Kolbert’s perspective is both awe-inspiring and fearsome, but utterly engrossing, as you’d expect from a book whose premise is “we’re all doomed”. During the past half billion years, she tells us, there have been five mass extinctions on Earth, when “the planet has undergone change so wrenching that the diversity of life has plummeted”.
The history of these catastrophic events, notes Kolbert, tends to be recaptured just as humanity comes to realise that it is about to cause another one. Sure enough, in our postmillennial century, she finds that scientists around the world are now monitoring the next mass extinction, possibly the biggest devastation since an asteroid wiped out the dinosaurs. With this difference: the impending cataclysm is… us.
In 13 emblematic episodes, exquisitely narrated, Kolbert, a magazine journalist with the New Yorker, explores the possibility of our impending doom through the lives of, for instance, the Panamanian golden frog, the Sumatran rhino and the black-faced honeycreeper of Maui, “the most beautiful bird in the world”.
Part of Kolbert’s concern is to educate the modern reader in the history of mass extinction. While the concept, as she puts it, “may be the first scientific idea that kids have to grapple with”, as they play with their toy dinosaurs, Kolbert instructs that, actually, it’s a comparatively recent idea that dates to Enlightenment France. Until this moment in the western intellectual tradition, not even Aristotle (in his 10-volume History of Animals) had so much as considered the possibility that animals had a past. Later, in Roman times, Pliny’s Natural History includes descriptions of animals that are real, or fabulous, but none that are extinct. The word “fossil” was used to describe anything dug from the ground, as in “fossil fuel”. Even Carl Linnaeus, who pioneered his system of binomial nomenclature in the mid-18th century, catalogued only one kind of animal – those that exist.

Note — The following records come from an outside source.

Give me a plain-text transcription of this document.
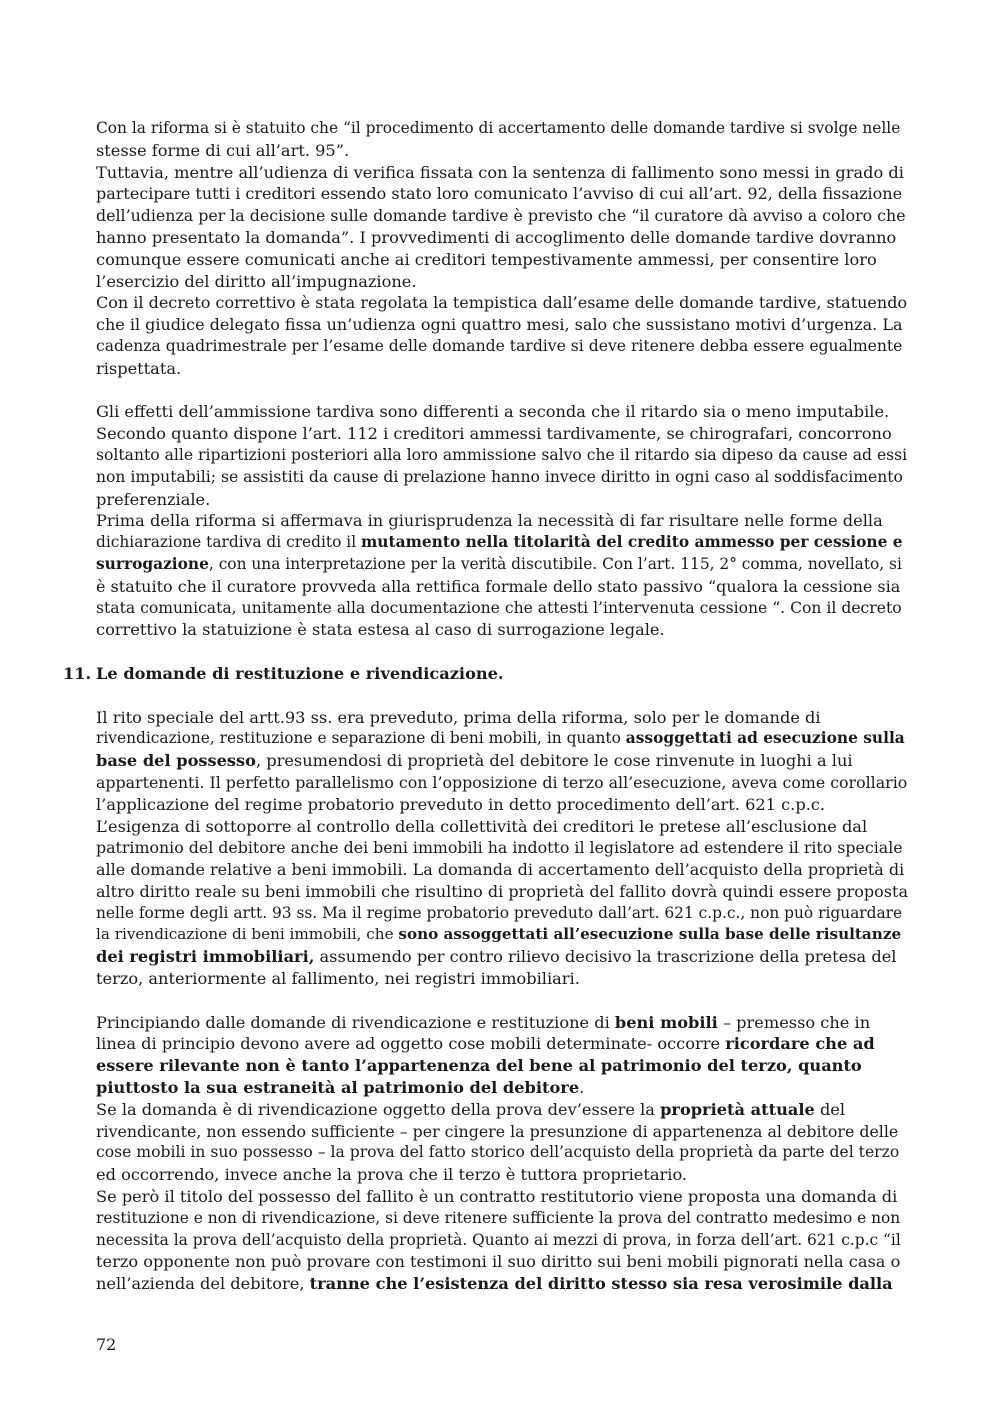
Con la riforma si è statuito che “il procedimento di accertamento delle domande tardive si svolge nelle
stesse forme di cui all’art. 95”.
Tuttavia, mentre all’udienza di verifica fissata con la sentenza di fallimento sono messi in grado di
partecipare tutti i creditori essendo stato loro comunicato l’avviso di cui all’art. 92, della fissazione
dell’udienza per la decisione sulle domande tardive è previsto che “il curatore dà avviso a coloro che
hanno presentato la domanda”. I provvedimenti di accoglimento delle domande tardive dovranno
comunque essere comunicati anche ai creditori tempestivamente ammessi, per consentire loro
l’esercizio del diritto all’impugnazione.
Con il decreto correttivo è stata regolata la tempistica dall’esame delle domande tardive, statuendo
che il giudice delegato fissa un’udienza ogni quattro mesi, salo che sussistano motivi d’urgenza. La
cadenza quadrimestrale per l’esame delle domande tardive si deve ritenere debba essere egualmente
rispettata.
Gli effetti dell’ammissione tardiva sono differenti a seconda che il ritardo sia o meno imputabile.
Secondo quanto dispone l’art. 112 i creditori ammessi tardivamente, se chirografari, concorrono
soltanto alle ripartizioni posteriori alla loro ammissione salvo che il ritardo sia dipeso da cause ad essi
non imputabili; se assistiti da cause di prelazione hanno invece diritto in ogni caso al soddisfacimento
preferenziale.
Prima della riforma si affermava in giurisprudenza la necessità di far risultare nelle forme della
dichiarazione tardiva di credito il mutamento nella titolarità del credito ammesso per cessione e
surrogazione, con una interpretazione per la verità discutibile. Con l’art. 115, 2° comma, novellato, si
è statuito che il curatore provveda alla rettifica formale dello stato passivo “qualora la cessione sia
stata comunicata, unitamente alla documentazione che attesti l’intervenuta cessione “. Con il decreto
correttivo la statuizione è stata estesa al caso di surrogazione legale.
11. Le domande di restituzione e rivendicazione.
Il rito speciale del artt.93 ss. era preveduto, prima della riforma, solo per le domande di
rivendicazione, restituzione e separazione di beni mobili, in quanto assoggettati ad esecuzione sulla
base del possesso, presumendosi di proprietà del debitore le cose rinvenute in luoghi a lui
appartenenti. Il perfetto parallelismo con l’opposizione di terzo all’esecuzione, aveva come corollario
l’applicazione del regime probatorio preveduto in detto procedimento dell’art. 621 c.p.c.
L’esigenza di sottoporre al controllo della collettività dei creditori le pretese all’esclusione dal
patrimonio del debitore anche dei beni immobili ha indotto il legislatore ad estendere il rito speciale
alle domande relative a beni immobili. La domanda di accertamento dell’acquisto della proprietà di
altro diritto reale su beni immobili che risultino di proprietà del fallito dovrà quindi essere proposta
nelle forme degli artt. 93 ss. Ma il regime probatorio preveduto dall’art. 621 c.p.c., non può riguardare
la rivendicazione di beni immobili, che sono assoggettati all’esecuzione sulla base delle risultanze
dei registri immobiliari, assumendo per contro rilievo decisivo la trascrizione della pretesa del
terzo, anteriormente al fallimento, nei registri immobiliari.
Principiando dalle domande di rivendicazione e restituzione di beni mobili – premesso che in
linea di principio devono avere ad oggetto cose mobili determinate- occorre ricordare che ad
essere rilevante non è tanto l’appartenenza del bene al patrimonio del terzo, quanto
piuttosto la sua estraneità al patrimonio del debitore.
Se la domanda è di rivendicazione oggetto della prova dev’essere la proprietà attuale del
rivendicante, non essendo sufficiente – per cingere la presunzione di appartenenza al debitore delle
cose mobili in suo possesso – la prova del fatto storico dell’acquisto della proprietà da parte del terzo
ed occorrendo, invece anche la prova che il terzo è tuttora proprietario.
Se però il titolo del possesso del fallito è un contratto restitutorio viene proposta una domanda di
restituzione e non di rivendicazione, si deve ritenere sufficiente la prova del contratto medesimo e non
necessita la prova dell’acquisto della proprietà. Quanto ai mezzi di prova, in forza dell’art. 621 c.p.c “il
terzo opponente non può provare con testimoni il suo diritto sui beni mobili pignorati nella casa o
nell’azienda del debitore, tranne che l’esistenza del diritto stesso sia resa verosimile dalla
72
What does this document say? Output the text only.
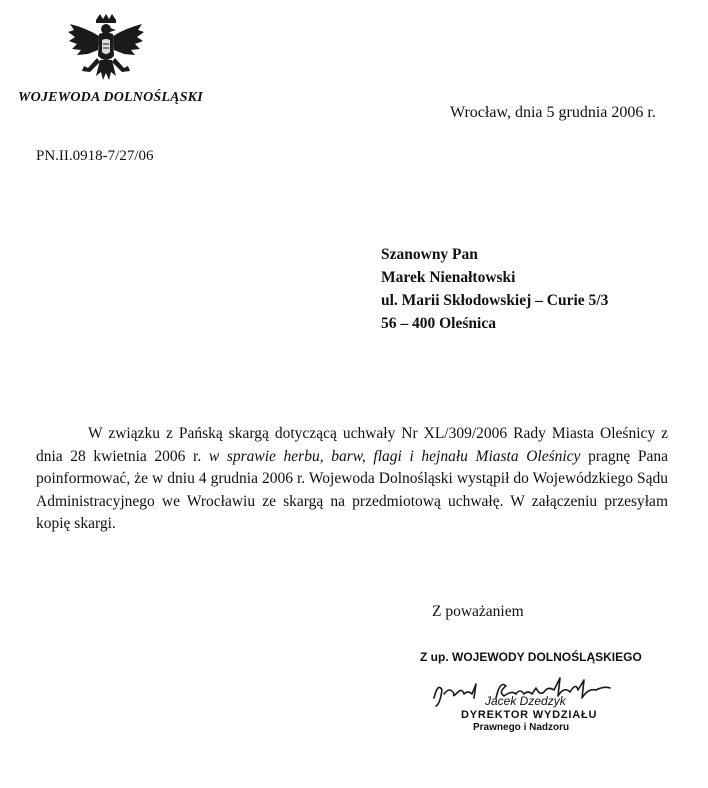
WOJEWODA DOLNOŚLĄSKI
Wrocław, dnia 5 grudnia 2006 r.
PN.II.0918-7/27/06
Szanowny Pan
Marek Nienałtowski
ul. Marii Skłodowskiej – Curie 5/3
56 – 400 Oleśnica
W związku z Pańską skargą dotyczącą uchwały Nr XL/309/2006 Rady Miasta Oleśnicy z dnia 28 kwietnia 2006 r. w sprawie herbu, barw, flagi i hejnału Miasta Oleśnicy pragnę Pana poinformować, że w dniu 4 grudnia 2006 r. Wojewoda Dolnośląski wystąpił do Wojewódzkiego Sądu Administracyjnego we Wrocławiu ze skargą na przedmiotową uchwałę. W załączeniu przesyłam kopię skargi.
Z poważaniem
Z up. WOJEWODY DOLNOŚLĄSKIEGO
Jacek Dzedzyk
DYREKTOR WYDZIAŁU
Prawnego i Nadzoru
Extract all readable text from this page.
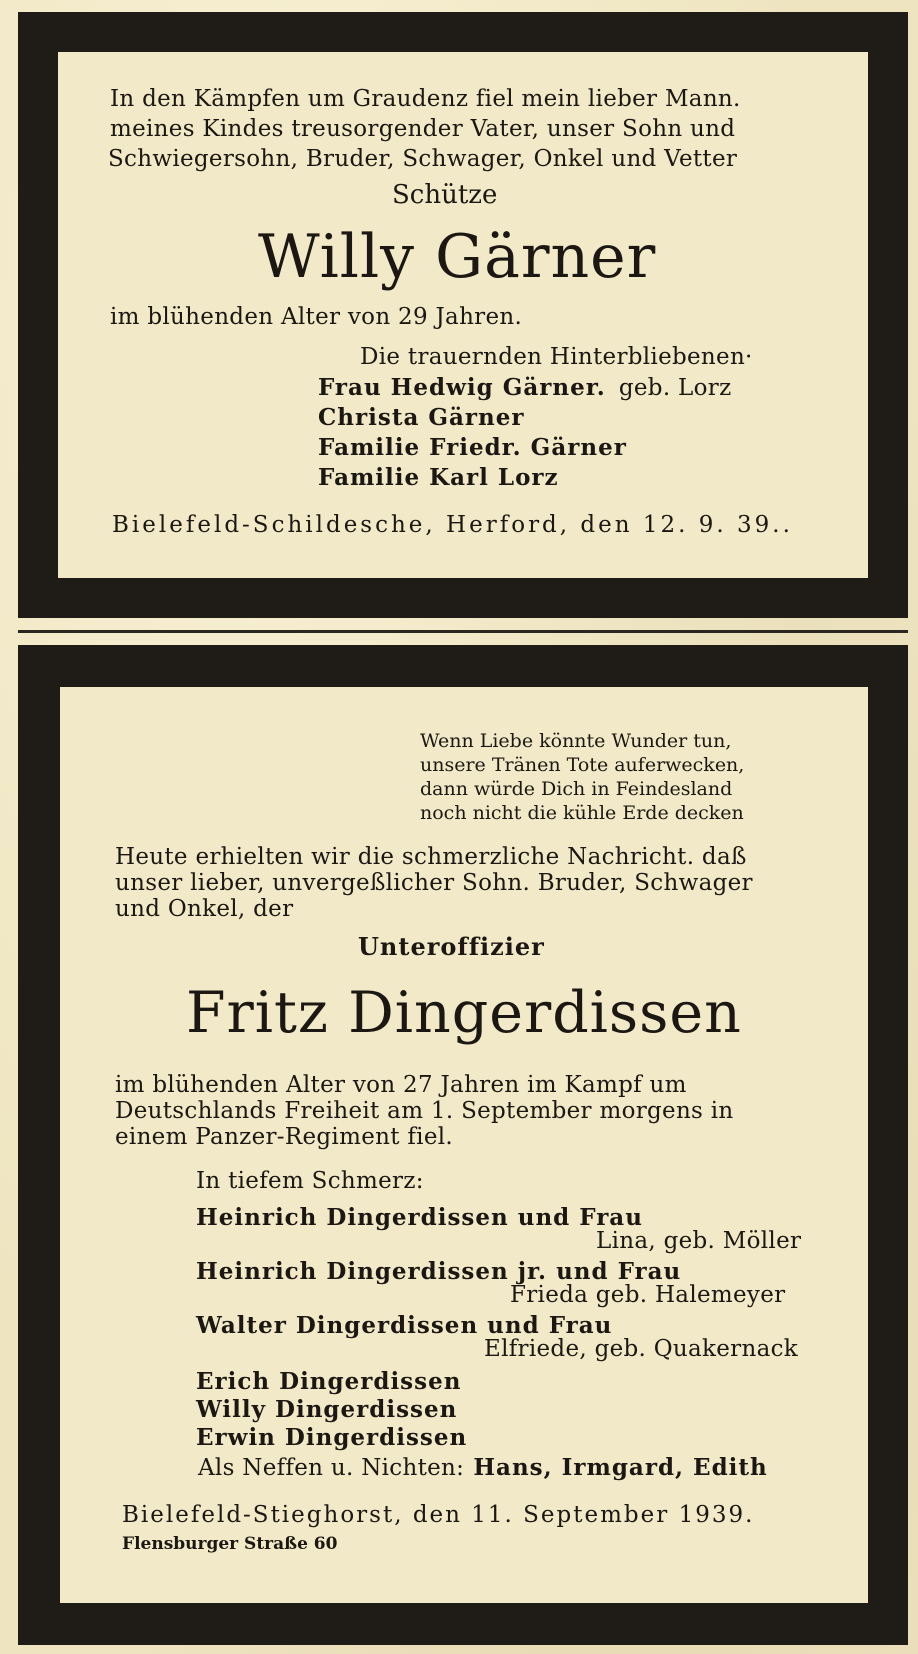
In den Kämpfen um Graudenz fiel mein lieber Mann.
meines Kindes treusorgender Vater, unser Sohn und
Schwiegersohn, Bruder, Schwager, Onkel und Vetter
Schütze
Willy Gärner
im blühenden Alter von 29 Jahren.
Die trauernden Hinterbliebenen·
Frau Hedwig Gärner. geb. Lorz
Christa Gärner
Familie Friedr. Gärner
Familie Karl Lorz
Bielefeld-Schildesche, Herford, den 12. 9. 39..
Wenn Liebe könnte Wunder tun,
unsere Tränen Tote auferwecken,
dann würde Dich in Feindesland
noch nicht die kühle Erde decken
Heute erhielten wir die schmerzliche Nachricht. daß
unser lieber, unvergeßlicher Sohn. Bruder, Schwager
und Onkel, der
Unteroffizier
Fritz Dingerdissen
im blühenden Alter von 27 Jahren im Kampf um
Deutschlands Freiheit am 1. September morgens in
einem Panzer-Regiment fiel.
In tiefem Schmerz:
Heinrich Dingerdissen und Frau
Lina, geb. Möller
Heinrich Dingerdissen jr. und Frau
Frieda geb. Halemeyer
Walter Dingerdissen und Frau
Elfriede, geb. Quakernack
Erich Dingerdissen
Willy Dingerdissen
Erwin Dingerdissen
Als Neffen u. Nichten: Hans, Irmgard, Edith
Bielefeld-Stieghorst, den 11. September 1939.
Flensburger Straße 60
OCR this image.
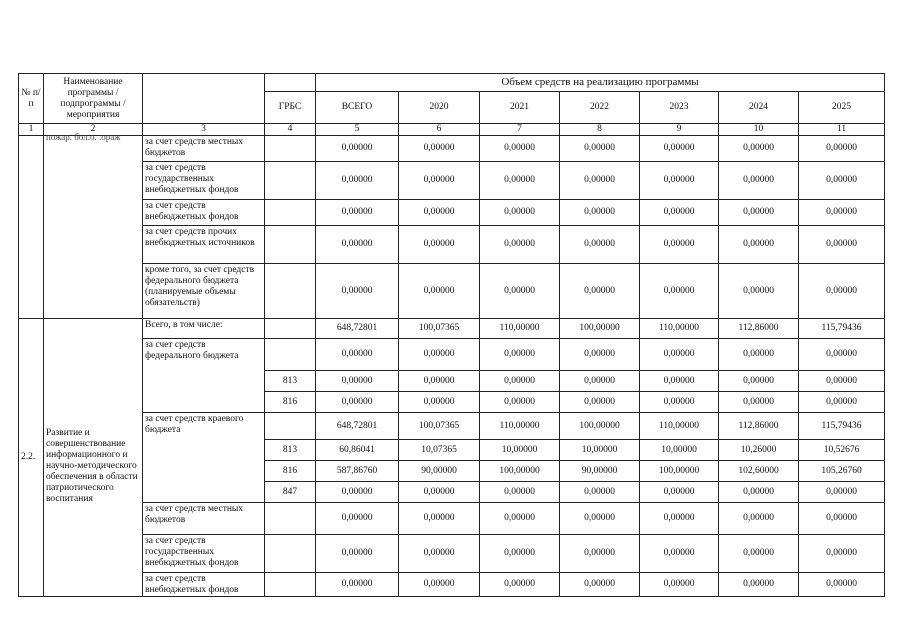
№ п/п	Наименование программы / подпрограммы / мероприятия			Объем средств на реализацию программы						
			ГРБС	ВСЕГО	2020	2021	2022	2023	2024	2025
1	2	3	4	5	6	7	8	9	10	11

	пожар. бол.о. .ораж	за счет средств местных бюджетов		0,00000	0,00000	0,00000	0,00000	0,00000	0,00000	0,00000
		за счет средств государственных внебюджетных фондов		0,00000	0,00000	0,00000	0,00000	0,00000	0,00000	0,00000
		за счет средств внебюджетных фондов		0,00000	0,00000	0,00000	0,00000	0,00000	0,00000	0,00000
		за счет средств прочих внебюджетных источников		0,00000	0,00000	0,00000	0,00000	0,00000	0,00000	0,00000
		кроме того, за счет средств федерального бюджета (планируемые объемы обязательств)		0,00000	0,00000	0,00000	0,00000	0,00000	0,00000	0,00000
2.2.	Развитие и совершенствование информационного и научно-методического обеспечения в области патриотического воспитания	Всего, в том числе:		648,72801	100,07365	110,00000	100,00000	110,00000	112,86000	115,79436
		за счет средств федерального бюджета		0,00000	0,00000	0,00000	0,00000	0,00000	0,00000	0,00000
			813	0,00000	0,00000	0,00000	0,00000	0,00000	0,00000	0,00000
			816	0,00000	0,00000	0,00000	0,00000	0,00000	0,00000	0,00000
		за счет средств краевого бюджета		648,72801	100,07365	110,00000	100,00000	110,00000	112,86000	115,79436
			813	60,86041	10,07365	10,00000	10,00000	10,00000	10,26000	10,52676
			816	587,86760	90,00000	100,00000	90,00000	100,00000	102,60000	105,26760
			847	0,00000	0,00000	0,00000	0,00000	0,00000	0,00000	0,00000
		за счет средств местных бюджетов		0,00000	0,00000	0,00000	0,00000	0,00000	0,00000	0,00000
		за счет средств государственных внебюджетных фондов		0,00000	0,00000	0,00000	0,00000	0,00000	0,00000	0,00000
		за счет средств внебюджетных фондов		0,00000	0,00000	0,00000	0,00000	0,00000	0,00000	0,00000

It was the discovery of some American mastodon bones in what is now Ohio, during the early 18th century – an unintended consequence of French colonial exploration – that subsequently inspired Georges Cuvier, an anatomist at the National Museum of Natural History in Paris, to ask the essential question: “What was this primitive Earth? … And what revolution was able to wipe it out?”
Revolutionary France celebrated the rights of man. Cuvier was never going to recognise the truth about some later extinctions: that Homo sapiens is the problem, not the solution. Addressing the imminent next catastrophe with a certain grim relish, Kolbert spells out the results of her investigations: “One-third of all reef-building corals, a third of all freshwater molluscs, a third of sharks and rays, a quarter of all mammals, a fifth of all reptiles, and a sixth of all birds are headed towards oblivion,” she declares, during the course of her odyssey through our natural world and its human-inspired devastation. Kolbert’s indictment of humanity is remorseless, and compelling: “The losses are occurring all over: in the South Pacific, in the North Atlantic, in the Arctic and in the Sahel, in lakes and on islands, on mountaintops and in valleys.”
Readers of The Sixth Extinction will be unable to evade the conclusion that we do indeed find ourselves on the brink of a great catastrophe, one in which the agent involved is not an inanimate object (such as an asteroid) or a geophysical force (such as the extreme global warming disaster of 250m years ago) but a sentient creature: ourselves. Homo sapiensmay have enjoyed brilliant success on Earth but we have done so at the expense of virtually every other species. We are, as the Observer’s Robin McKie has put it, “the neighbours from hell”.
The Sixth Extinction ends in a windowless room at the Institute for Conservation Research in California known as the Frozen Zoo, the world’s largest collection of species on ice. This, suggests Kolbert, may be the slender thread on which life on Earth will depend in future. Who knows? She underlines her final message with a quotation from the Stanford ecologist Paul R Erhlich: “IN PUSHING OTHER SPECIES TO EXTINCTION, HUMANITY IS BUSY SAWING OFF THE LIMB ON WHICH IT PERCHES.”


We have been warned.
A signature line:
“The Sixth Extinction will continue to determine the course of life long after everything people have written and painted and built has been ground into dust and giant rats have – or have not – inherited the Earth.”